Denúncias de violações de direitos humanos e danos ambientais ligadas às cadeias globais de minerais críticos da China estão aumentando, e a Indonésia concentra mais casos do que qualquer outro país devido à rápida expansão de sua indústria de níquel, segundo relatório divulgado pelo Business & Human Rights Resource Centre (BHRC). O estudo, que monitora denúncias relacionadas a investimentos de empresas chinesas em cadeias de suprimento de minerais essenciais, revela que a Indonésia liderou com 96 dos 326 casos identificados entre 2023 e 2025.
O relatório destaca que quase todos os casos indonésios estão ligados ao setor de níquel, que recebeu bilhões de dólares em investimentos de empresas chinesas, incluindo a fabricante de baterias CATL. Essa injeção de capital ajudou a transformar o país no maior produtor mundial do metal, amplamente utilizado em aço inoxidável e baterias para veículos elétricos.
As denúncias incluem desde condições de trabalho inseguras, com registros de acidentes fatais, até poluição em áreas de mineração e processamento nas ilhas de Sulawesi e Molucas. O episódio mais grave ocorreu em 2023, quando um forno da fundição de níquel da Indonesia Tsingshan Stainless Steel, subsidiária do grupo chinês Tsingshan, explodiu em Morowali, matando 21 pessoas.
O relatório do BHRC também aponta um aumento de casos relacionados ao lítio, outro metal-chave para baterias de veículos elétricos. A expansão da presença chinesa nas cadeias globais de minerais críticos levanta questionamentos sobre condições de trabalho e impactos ambientais. Segundo Michael Clements, diretor-executivo do BHRC, ainda existe uma “lacuna entre os compromissos assumidos pelas empresas e sua implementação prática”.
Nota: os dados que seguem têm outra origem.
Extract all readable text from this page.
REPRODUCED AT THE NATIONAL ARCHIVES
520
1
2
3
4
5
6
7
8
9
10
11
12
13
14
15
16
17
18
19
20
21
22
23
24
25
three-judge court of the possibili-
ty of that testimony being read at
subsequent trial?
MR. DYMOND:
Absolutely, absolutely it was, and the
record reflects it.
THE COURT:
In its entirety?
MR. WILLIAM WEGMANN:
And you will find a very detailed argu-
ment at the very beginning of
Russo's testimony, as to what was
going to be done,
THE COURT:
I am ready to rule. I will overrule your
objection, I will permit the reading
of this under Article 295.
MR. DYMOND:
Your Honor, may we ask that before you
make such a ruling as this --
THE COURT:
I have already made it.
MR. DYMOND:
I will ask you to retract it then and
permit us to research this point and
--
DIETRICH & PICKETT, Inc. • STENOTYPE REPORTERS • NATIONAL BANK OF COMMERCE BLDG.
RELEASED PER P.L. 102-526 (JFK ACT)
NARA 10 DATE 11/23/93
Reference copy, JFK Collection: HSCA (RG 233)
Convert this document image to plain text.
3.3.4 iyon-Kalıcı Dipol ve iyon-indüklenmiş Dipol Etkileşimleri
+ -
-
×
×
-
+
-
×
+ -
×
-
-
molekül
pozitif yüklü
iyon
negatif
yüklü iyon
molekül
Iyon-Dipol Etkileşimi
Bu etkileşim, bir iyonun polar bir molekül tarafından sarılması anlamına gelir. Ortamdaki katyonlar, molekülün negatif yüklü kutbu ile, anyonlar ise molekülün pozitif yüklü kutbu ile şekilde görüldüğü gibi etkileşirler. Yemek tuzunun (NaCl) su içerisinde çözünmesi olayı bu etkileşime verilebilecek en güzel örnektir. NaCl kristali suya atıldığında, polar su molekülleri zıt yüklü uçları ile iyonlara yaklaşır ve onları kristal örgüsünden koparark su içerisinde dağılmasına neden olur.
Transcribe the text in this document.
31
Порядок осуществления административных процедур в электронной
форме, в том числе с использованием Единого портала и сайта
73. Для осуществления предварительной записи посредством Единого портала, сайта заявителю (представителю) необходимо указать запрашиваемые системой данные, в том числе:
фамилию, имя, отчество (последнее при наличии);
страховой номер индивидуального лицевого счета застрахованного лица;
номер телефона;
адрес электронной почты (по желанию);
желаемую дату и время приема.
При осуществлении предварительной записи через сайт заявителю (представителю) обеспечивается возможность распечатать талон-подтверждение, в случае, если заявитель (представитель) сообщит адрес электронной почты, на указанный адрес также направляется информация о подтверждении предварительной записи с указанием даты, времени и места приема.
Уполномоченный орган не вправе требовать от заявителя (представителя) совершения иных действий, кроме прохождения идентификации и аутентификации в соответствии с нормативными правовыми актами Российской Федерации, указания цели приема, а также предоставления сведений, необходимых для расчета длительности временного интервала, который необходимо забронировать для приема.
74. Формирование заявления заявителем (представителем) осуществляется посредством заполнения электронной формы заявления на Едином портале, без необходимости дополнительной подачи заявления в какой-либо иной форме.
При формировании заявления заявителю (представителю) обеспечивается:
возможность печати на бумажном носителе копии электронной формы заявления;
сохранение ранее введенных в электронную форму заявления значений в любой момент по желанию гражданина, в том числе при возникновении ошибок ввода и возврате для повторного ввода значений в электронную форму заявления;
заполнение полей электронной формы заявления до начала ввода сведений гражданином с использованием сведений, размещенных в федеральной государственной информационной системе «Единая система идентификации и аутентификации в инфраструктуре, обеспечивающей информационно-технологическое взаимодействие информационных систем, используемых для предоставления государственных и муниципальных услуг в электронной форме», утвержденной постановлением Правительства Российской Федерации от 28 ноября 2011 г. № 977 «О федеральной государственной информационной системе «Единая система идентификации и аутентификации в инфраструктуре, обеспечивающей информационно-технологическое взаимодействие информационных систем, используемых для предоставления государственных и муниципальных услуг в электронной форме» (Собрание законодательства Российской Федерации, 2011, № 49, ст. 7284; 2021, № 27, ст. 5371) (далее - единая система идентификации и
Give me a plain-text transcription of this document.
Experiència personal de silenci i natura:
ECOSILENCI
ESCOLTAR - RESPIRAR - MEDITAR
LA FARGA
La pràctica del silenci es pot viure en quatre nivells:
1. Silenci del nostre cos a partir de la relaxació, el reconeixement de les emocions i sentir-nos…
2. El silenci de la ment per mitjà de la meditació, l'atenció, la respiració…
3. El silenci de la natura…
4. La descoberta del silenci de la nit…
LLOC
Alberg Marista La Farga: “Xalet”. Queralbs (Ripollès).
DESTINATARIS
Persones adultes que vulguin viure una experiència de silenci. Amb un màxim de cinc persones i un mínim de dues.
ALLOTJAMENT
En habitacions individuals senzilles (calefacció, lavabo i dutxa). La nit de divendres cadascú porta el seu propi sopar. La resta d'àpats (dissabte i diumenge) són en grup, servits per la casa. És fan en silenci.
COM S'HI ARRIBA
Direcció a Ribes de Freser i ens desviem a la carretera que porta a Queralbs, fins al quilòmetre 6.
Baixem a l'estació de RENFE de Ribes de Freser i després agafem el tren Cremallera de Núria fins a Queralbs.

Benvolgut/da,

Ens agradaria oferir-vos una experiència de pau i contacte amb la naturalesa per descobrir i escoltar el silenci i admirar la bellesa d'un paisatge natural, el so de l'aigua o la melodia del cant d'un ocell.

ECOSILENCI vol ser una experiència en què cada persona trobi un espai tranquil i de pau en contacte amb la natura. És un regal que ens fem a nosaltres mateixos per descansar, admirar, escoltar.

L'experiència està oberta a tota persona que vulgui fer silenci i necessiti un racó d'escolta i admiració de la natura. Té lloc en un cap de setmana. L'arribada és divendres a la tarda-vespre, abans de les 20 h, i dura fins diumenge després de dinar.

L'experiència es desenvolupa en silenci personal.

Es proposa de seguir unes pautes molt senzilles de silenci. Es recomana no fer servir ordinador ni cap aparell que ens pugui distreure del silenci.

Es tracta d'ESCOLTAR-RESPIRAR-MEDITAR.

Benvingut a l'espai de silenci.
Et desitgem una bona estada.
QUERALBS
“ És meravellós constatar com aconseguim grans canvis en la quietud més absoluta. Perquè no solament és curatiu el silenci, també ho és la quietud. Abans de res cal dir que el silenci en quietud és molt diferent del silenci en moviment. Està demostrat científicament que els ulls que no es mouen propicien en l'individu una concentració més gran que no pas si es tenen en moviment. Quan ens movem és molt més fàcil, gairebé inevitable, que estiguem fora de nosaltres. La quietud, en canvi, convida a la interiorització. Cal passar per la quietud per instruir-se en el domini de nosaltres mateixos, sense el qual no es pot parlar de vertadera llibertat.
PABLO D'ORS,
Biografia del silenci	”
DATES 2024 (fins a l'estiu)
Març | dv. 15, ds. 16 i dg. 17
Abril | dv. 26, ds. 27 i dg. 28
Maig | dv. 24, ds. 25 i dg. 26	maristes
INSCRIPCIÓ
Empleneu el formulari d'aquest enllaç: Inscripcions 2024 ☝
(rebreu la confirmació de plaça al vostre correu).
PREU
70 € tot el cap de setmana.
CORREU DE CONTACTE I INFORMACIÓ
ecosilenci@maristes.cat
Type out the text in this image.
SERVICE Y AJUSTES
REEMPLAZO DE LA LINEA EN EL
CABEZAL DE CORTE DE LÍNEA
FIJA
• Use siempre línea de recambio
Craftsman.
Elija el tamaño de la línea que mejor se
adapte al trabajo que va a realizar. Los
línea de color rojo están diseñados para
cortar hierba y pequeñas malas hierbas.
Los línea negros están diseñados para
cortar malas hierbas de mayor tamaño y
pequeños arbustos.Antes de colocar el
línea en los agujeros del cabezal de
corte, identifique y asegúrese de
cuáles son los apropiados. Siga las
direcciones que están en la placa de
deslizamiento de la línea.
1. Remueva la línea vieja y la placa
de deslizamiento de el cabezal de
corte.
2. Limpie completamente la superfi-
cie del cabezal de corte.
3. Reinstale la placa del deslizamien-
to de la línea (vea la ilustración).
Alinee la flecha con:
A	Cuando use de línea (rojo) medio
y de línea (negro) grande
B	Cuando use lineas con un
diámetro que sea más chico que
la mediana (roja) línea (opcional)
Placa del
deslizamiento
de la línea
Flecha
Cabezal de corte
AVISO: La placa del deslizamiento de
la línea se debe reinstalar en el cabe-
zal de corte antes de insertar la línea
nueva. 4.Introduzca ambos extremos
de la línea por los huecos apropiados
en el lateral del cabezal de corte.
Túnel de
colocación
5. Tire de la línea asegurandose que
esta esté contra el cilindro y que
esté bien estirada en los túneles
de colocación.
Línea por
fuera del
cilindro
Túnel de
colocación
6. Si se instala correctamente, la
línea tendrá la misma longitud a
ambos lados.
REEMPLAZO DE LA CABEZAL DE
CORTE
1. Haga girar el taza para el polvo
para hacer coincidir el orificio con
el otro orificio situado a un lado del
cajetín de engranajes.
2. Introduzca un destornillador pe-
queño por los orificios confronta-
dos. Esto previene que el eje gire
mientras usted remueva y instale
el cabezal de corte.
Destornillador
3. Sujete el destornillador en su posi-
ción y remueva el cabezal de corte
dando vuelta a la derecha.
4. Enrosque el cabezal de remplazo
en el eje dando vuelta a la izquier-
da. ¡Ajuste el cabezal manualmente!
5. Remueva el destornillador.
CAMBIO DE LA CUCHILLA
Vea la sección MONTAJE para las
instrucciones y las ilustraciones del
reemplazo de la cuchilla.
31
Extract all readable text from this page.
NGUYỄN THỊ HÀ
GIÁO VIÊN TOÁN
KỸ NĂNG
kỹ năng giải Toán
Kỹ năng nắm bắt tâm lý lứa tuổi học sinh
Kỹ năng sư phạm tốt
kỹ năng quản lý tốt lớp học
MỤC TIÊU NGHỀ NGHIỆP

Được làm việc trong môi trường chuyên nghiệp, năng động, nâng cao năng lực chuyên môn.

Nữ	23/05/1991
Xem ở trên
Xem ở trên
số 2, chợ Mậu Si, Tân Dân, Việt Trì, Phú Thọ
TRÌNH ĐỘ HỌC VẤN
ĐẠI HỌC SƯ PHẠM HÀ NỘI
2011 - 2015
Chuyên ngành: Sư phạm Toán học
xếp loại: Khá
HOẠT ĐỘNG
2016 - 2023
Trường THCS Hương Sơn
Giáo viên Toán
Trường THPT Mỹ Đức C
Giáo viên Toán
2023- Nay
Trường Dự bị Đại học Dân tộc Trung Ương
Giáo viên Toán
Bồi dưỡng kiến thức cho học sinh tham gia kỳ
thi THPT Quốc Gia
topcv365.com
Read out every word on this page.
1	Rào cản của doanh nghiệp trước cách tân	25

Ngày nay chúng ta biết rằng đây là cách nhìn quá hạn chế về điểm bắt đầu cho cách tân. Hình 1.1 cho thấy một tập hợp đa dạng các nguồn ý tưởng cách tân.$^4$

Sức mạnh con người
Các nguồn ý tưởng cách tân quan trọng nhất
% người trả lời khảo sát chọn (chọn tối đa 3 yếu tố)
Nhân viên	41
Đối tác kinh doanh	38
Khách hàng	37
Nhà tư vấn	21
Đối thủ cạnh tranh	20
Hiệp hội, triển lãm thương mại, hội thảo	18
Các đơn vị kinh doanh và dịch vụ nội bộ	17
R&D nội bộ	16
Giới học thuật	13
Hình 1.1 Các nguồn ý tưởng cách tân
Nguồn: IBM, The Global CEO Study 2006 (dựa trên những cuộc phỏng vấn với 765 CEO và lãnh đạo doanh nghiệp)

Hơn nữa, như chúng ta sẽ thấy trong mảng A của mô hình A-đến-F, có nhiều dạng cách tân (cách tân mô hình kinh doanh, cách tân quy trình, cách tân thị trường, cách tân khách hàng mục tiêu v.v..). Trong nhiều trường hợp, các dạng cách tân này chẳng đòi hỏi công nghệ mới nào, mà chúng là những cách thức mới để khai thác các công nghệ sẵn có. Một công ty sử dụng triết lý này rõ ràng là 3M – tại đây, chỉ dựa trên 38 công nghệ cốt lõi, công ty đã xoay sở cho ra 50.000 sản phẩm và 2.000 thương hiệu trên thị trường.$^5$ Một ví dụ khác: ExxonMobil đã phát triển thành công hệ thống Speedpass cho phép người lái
Organizações locais na Indonésia criticam a velocidade com que o governo promoveu a industrialização do níquel. Imam Shofwan, da Rede de Defesa da Mineração da Indonésia, destacou as preocupações com a proliferação de fundições que utilizam a tecnologia chinesa de lixiviação ácida de alta pressão (HPAL). Esse processo gera grandes volumes de resíduos potencialmente tóxicos, e o armazenamento inadequado pode contaminar o solo e os recursos hídricos. Pesquisadores indonésios identificaram substâncias cancerígenas em áreas próximas a depósitos de rejeitos de HPAL.
O relatório também menciona três mortes desde 2025 associadas ao rompimento de barragens de rejeitos. Ian Hiscock, pesquisador do Energy Shift Institute, alertou que, mantido o ritmo atual de expansão, o volume de rejeitos das fundições de níquel que utilizam HPAL poderá ser dez vezes maior nos próximos cinco a dez anos. “Sem armazenamento adequado, haverá mais mortes, contaminação de sistemas hídricos e destruição de ecossistemas”, afirmou.
Representantes do setor argumentam que o aumento da fiscalização levou empresas a reforçarem padrões de segurança e gestão ambiental. A Nikkei Asia procurou companhias chinesas citadas no relatório, mas não obteve resposta. Entre as empresas que enviaram comentários ao BHRC, a Lygend Resources afirmou cumprir as leis locais, a Dexin Steel disse estar comprometida com a melhoria contínua da segurança e direitos humanos, e a Zhejiang Huayou Cobalt declarou seguir padrões indonésios e internacionais.
Especialistas e ativistas, contudo, avaliam que os avanços ainda são insuficientes diante da recorrência de acidentes, do aumento de doenças respiratórias associadas à poluição e dos impactos sobre atividades como agricultura e pesca nas regiões afetadas.
Opinião
A situação da indústria de níquel na Indonésia exige atenção imediata, pois as consequências das violações de direitos humanos e danos ambientais afetam não apenas os trabalhadores, mas também o ecossistema local e a saúde da população.